Oh dear. We're now waiting for an event that may never ever come.

The thing to realise is that this is a _perfectly legal optimisation_ for
the compiler to make, but that optimisation has broken some code that has
been well tested. This same C code is, after all, being used by everyone
who is running a 2.4 kernel on no matter what architecture. But because
you've used a compiler that performs a new optimisation, it has broken.

In Deepak's case, it is exactly this that caused the problem:

        bl      add_wait_queue
.L444:                    @ for (;;) {
        ldrb    r3, [r4, #127]        @   read "condition" into register
        bic     r5, sp, #8128
        tst     r3, #1
        bic     r5, r5, #63
        mov     r3, #2            @   TASK_UNINTERRUPTIBLE
        str     r3, [r5, #0]        @   set current->state
        mov     sl, #0
        beq     .L445            @   if (register) break;
        bl      schedule        @   schedule();
        b       .L444            @ }
.L445:
        ldr     r7, .L483
        mov     r0, r6
        mov     r1, r8
        str     sl, [r5, #0]        @ current->state = TASK_RUNNING
        bl      remove_wait_queue


I hope that people see that building large sections of code with new
compiler versions is not something that should be taken lightly. It
should be done in full knowledge that these types of problems may occur,
which will require you to get stuck in and understand the code in any
part of the kernel, or provide someone else with detailed information,
maybe even the actual code.

If you're not fully happy with that, then please take note of the risk
you're taking and remember that there's always earlier compilers that
might be more suitable for the task you're performing.

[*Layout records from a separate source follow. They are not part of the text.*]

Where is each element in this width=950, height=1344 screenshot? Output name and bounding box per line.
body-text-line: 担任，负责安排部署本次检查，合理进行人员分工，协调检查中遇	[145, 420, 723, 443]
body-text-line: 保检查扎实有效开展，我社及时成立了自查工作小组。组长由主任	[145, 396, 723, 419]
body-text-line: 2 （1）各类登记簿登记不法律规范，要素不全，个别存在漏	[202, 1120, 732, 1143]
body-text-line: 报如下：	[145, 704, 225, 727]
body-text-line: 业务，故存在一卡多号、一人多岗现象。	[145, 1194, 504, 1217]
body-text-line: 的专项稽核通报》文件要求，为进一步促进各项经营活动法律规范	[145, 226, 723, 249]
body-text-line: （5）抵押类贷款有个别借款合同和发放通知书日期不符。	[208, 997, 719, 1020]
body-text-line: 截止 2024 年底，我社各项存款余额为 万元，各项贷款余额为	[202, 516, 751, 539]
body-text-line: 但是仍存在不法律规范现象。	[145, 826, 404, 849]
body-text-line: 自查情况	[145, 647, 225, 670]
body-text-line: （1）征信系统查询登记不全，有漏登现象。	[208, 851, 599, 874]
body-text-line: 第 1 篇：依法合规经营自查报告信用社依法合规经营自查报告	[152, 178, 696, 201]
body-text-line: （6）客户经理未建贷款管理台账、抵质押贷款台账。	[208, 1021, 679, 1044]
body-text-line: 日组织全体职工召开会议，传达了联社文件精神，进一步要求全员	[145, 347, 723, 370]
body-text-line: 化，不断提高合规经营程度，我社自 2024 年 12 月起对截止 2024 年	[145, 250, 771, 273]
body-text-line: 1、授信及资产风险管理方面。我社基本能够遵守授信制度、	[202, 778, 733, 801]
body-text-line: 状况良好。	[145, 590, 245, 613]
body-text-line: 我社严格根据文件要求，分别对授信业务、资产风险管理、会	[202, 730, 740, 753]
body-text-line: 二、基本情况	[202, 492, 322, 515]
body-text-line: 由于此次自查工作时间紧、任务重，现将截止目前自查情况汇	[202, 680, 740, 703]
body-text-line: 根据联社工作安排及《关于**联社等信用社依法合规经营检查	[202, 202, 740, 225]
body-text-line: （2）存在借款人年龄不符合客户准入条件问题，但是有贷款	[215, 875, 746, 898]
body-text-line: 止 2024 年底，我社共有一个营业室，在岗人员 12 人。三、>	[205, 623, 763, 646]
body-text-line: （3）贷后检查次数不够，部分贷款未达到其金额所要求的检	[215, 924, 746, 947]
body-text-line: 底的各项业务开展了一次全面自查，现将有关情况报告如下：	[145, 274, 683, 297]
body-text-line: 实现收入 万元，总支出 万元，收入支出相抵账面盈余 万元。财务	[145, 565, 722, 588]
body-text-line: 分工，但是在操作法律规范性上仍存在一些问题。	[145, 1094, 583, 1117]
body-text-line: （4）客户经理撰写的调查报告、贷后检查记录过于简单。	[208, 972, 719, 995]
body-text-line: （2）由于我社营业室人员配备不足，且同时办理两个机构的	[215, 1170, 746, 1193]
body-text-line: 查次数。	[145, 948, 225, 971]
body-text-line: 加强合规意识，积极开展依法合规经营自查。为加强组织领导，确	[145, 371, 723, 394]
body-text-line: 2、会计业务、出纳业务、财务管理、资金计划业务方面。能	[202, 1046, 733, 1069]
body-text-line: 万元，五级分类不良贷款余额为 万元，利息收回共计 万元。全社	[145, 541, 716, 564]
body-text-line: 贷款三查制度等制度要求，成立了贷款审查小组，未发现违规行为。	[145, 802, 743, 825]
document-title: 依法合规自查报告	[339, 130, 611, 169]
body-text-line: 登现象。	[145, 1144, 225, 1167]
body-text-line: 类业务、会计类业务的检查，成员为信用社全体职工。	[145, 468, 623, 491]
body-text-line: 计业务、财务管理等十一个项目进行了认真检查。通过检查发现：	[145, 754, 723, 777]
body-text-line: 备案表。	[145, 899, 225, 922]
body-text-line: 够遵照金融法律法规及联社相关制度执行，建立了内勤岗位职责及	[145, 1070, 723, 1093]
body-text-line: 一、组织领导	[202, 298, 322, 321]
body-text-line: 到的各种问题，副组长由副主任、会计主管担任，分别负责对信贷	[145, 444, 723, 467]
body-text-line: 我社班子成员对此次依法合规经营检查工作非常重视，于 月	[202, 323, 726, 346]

The compiler versions _I_ trust for 2.5 are:

    gcc 2.95.3-3_nw1    (NetWinder gcc)
    gcc 3.2            (x86 -> ARM)
    Red Hat rawhide gcc 3.2-4 built for ARM


For 2.4:

    egcs-2.91.66
    gcc 2.95.1
    gcc 2.95.3-3_nw1


How do you get a trustworthy compiler? By building _lots_ and _lots_
of code with it, and finding the reason for problems with resulting
code, and listening to other peoples experiences with the same compiler
version building the same code.

One last point. I'm not saying "You must use compiler version X". If
that happened, we'd never move forward. What I'm trying to do here is
open peoples eyes to the fact that "the latest and greatest compiler"
is probably not the best thing to compile a kernel with _unless_ you
have very good reasons to be using that version of the compiler.